Flugabwehrsysteme könnten wegbrechen

In den ersten drei Tagen des Krieges gelang es Russland jedoch, sehr viele der ukrainischen Luftabwehrsysteme durch elektronische Kriegsführung auszuschalten. Die Ukrainer benötigten mehrere Tage, um die Schäden zu beheben und die Luftabwehr zurück in Position zu bringen.

Dadurch entstand eine gefährliche Phase der Schutzlosigkeit, in der russische Kampfjets die Chance gehabt hätten, ukrainische Städte so in Grund und Boden zu bomben, wie sie es in Syrien mit Aleppo, Homs und vielen anderen Städten getan haben. Um das zu verhindern, war Kiews Luftwaffe in jenen Tagen gezwungen, den Job der Fliegerabwehr zu übernehmen. Die Piloten waren über lange Zeiträume am Himmel und versuchten, jeden russischen Kampfjet abzuschießen, der in ihre Reichweite kam.

Das jedoch bei sehr hohem eigenem Risiko, denn die für die ukrainischen Flieger sowjetischer Bauart produzierten Raketen finden ihr Ziel nur, wenn dieses kontinuierlich per Radar markiert wird. Der Ukrainer muss sich also weiter in Reichweite des feindlichen Jets befinden und das Radarsignal senden, wodurch auch seine eigene Position ortbar wird. Für andere russische Kampfjets in Lauerstellung ein dankbares Ziel - schnell wird der eigentliche Jäger zum Gejagten. So bringt jede Attacke den ukrainischen Jet selbst in Gefahr. Entsprechend hoch waren die Verluste der Luftwaffe in jenen ersten Tagen des Krieges.

Eine ähnliche Situation droht der Ukraine aus Sicht Gressels auch in diesem Sommer. "Nicht, weil die russischen Streitkräfte es erneut schaffen würden, die gegnerische Luftabwehr außer Gefecht zu setzen. Sondern weil die alten, nun stark beanspruchten Flugabwehrsysteme schlicht zur Neige gehen." Die Unterstützerstaaten werden die entstehende Lücke nicht schnell genug mit westlichen Waffensystemen schließen können.
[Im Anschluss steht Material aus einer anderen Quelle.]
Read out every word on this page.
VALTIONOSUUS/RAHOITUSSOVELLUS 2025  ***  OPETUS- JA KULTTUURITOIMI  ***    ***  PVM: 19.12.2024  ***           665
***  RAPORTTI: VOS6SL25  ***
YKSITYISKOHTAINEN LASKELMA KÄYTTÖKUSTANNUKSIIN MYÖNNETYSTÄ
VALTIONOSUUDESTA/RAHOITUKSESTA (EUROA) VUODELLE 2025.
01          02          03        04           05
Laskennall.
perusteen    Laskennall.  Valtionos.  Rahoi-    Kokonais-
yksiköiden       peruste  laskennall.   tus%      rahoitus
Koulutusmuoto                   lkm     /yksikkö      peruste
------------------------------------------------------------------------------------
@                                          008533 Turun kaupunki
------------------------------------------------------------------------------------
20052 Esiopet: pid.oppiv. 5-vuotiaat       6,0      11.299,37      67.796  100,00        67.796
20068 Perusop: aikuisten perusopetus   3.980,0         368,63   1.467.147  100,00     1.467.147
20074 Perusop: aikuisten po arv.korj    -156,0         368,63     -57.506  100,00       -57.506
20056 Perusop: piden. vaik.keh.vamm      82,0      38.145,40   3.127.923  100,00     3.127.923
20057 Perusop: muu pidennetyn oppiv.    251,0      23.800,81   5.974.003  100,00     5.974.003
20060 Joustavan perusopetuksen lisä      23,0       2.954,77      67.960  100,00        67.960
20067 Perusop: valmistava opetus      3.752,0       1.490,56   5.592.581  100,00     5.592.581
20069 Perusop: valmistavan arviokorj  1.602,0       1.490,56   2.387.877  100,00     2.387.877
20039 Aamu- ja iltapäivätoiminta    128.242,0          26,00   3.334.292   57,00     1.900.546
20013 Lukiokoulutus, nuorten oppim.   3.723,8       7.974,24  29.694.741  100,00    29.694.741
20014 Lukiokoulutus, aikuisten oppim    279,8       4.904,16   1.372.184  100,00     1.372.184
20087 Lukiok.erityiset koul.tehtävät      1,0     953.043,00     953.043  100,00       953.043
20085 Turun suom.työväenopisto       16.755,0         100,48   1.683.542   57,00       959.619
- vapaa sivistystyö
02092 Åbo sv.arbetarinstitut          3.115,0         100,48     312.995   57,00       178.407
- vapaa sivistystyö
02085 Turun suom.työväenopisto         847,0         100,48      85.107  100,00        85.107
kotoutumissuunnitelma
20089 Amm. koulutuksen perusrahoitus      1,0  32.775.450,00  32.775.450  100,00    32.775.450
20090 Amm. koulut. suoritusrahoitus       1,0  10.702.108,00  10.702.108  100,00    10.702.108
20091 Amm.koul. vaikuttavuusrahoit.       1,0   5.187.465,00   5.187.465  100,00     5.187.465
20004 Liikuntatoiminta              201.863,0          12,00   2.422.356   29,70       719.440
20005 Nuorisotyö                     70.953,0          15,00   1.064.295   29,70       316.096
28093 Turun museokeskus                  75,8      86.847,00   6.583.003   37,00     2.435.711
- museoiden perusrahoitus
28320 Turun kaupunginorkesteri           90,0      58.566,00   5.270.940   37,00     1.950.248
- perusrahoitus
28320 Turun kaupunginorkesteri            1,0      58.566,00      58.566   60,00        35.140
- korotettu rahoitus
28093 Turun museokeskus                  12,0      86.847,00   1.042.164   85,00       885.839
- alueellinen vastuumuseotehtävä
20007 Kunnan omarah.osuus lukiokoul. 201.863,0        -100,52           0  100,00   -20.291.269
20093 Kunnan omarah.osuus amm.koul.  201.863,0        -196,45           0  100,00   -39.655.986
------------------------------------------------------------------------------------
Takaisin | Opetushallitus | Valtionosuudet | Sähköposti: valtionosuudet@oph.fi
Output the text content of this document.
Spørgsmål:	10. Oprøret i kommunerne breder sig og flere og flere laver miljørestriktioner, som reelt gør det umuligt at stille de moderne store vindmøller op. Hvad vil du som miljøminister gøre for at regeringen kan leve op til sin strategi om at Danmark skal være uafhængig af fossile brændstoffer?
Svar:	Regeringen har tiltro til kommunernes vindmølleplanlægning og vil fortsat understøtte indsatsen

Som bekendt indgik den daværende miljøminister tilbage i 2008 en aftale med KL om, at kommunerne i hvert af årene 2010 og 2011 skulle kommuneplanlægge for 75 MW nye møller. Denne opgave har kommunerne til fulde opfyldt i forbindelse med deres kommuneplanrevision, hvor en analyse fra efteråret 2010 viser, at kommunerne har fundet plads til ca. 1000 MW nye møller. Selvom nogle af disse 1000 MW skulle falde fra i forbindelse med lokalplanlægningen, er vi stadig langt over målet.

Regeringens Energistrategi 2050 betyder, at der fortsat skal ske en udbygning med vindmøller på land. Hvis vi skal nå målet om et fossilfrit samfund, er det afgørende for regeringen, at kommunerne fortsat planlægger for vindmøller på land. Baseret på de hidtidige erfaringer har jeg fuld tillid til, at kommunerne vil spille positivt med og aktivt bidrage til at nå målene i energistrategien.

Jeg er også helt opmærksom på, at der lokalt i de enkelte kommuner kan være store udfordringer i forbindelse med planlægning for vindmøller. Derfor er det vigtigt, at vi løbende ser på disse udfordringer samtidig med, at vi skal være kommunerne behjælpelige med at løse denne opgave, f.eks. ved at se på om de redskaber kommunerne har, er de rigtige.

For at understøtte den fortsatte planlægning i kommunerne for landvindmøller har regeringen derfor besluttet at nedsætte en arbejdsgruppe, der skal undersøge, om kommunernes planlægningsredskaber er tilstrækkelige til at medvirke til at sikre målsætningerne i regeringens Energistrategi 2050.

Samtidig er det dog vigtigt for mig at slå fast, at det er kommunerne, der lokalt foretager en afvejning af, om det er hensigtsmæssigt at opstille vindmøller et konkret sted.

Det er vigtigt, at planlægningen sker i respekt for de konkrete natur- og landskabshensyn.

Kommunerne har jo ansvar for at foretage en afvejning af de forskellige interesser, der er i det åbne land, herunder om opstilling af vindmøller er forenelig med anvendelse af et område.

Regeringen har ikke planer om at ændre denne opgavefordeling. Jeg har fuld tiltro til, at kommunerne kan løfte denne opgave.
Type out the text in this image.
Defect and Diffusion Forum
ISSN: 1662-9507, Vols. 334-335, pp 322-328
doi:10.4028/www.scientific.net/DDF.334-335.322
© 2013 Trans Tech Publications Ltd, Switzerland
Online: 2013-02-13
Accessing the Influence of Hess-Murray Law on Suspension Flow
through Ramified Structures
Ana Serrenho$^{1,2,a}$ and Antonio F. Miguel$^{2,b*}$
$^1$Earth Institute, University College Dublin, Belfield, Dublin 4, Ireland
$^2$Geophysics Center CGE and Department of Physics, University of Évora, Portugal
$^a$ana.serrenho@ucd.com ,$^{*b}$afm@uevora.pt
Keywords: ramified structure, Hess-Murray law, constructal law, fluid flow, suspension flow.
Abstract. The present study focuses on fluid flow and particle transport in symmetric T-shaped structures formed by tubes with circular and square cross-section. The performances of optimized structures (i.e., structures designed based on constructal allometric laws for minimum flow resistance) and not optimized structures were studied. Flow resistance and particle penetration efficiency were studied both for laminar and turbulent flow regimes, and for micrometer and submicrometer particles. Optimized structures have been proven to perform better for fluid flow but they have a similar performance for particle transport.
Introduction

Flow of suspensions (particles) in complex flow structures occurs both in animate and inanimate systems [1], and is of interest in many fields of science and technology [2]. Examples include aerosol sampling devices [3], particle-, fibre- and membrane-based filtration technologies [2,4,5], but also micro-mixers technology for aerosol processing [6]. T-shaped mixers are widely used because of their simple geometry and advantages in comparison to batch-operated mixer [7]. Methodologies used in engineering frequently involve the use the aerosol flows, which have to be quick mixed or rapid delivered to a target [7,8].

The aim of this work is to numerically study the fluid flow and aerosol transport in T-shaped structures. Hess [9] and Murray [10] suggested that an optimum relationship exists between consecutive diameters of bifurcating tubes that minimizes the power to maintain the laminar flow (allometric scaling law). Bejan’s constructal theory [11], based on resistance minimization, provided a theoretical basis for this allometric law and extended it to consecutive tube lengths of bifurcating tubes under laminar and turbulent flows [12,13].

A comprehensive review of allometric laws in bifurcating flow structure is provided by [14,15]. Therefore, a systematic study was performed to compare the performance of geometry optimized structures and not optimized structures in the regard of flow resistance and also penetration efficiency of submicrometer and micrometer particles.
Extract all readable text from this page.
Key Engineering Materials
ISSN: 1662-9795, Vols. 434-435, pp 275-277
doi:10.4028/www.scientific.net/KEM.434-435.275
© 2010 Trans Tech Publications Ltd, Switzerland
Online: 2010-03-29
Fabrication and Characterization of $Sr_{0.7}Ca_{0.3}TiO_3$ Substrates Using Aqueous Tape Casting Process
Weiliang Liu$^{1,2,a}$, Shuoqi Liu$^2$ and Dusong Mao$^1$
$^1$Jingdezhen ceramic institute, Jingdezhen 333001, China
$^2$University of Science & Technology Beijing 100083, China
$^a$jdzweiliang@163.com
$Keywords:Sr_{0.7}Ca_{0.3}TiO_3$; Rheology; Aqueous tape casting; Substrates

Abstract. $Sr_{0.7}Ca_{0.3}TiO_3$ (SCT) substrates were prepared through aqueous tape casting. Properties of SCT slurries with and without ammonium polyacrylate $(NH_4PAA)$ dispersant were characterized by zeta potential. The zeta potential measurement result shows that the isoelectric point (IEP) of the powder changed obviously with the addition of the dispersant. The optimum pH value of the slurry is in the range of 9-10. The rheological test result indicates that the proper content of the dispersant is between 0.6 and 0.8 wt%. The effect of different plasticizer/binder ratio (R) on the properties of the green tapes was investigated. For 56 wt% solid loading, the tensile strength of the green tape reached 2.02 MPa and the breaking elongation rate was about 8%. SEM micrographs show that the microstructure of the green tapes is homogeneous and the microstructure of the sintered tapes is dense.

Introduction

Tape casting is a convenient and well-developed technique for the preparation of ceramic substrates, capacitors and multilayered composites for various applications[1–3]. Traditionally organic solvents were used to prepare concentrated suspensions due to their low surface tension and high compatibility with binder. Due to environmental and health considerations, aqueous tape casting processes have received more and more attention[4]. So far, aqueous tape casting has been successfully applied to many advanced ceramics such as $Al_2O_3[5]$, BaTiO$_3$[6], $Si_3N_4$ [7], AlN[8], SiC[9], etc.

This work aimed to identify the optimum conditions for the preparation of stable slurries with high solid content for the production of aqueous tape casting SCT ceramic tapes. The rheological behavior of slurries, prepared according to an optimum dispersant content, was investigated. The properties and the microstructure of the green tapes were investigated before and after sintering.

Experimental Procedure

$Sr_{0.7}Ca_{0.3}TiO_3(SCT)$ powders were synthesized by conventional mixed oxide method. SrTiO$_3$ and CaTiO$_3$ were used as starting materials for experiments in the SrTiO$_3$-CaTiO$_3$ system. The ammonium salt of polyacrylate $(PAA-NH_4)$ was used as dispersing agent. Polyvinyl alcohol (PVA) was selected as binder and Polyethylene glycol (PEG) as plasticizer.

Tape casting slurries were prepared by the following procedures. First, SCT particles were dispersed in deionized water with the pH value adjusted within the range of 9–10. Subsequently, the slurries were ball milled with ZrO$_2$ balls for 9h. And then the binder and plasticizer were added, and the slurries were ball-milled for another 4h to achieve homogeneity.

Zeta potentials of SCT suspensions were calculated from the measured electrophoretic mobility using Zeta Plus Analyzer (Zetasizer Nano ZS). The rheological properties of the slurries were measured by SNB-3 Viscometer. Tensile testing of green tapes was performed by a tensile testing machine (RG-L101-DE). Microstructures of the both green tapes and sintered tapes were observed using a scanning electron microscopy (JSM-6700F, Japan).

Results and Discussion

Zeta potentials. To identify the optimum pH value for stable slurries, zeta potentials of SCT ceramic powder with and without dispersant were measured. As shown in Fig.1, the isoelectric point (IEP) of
Zwar nutzen viele westliche Staaten das US-Abfangsystem "Patriot", von dem die Ukraine derzeit zwei Stück sehr erfolgreich einsetzt. Doch kaum ein Land könnte weitere Exemplare der teuren Flugabwehrwaffe an Kiew abgeben, ohne seine eigene Wehrhaftigkeit gegen Luftangriffe zu schwächen.

Der Produzent der Patriots, der US-Rüstungskonzern Raytheon, kündigte Ende vergangenen Jahres an, mit Hilfe eines Produktionsstandortes in Deutschland seine Kapazitäten in der Herstellung zu verdoppeln. Doch schätzt Raytheon selbst die Aufbauzeit des gesamten Fertigungsprozesses auf drei bis vier Jahre. Für die befürchtete Versorgungskrise der Ukraine im Sommer bringen diese Pläne nichts.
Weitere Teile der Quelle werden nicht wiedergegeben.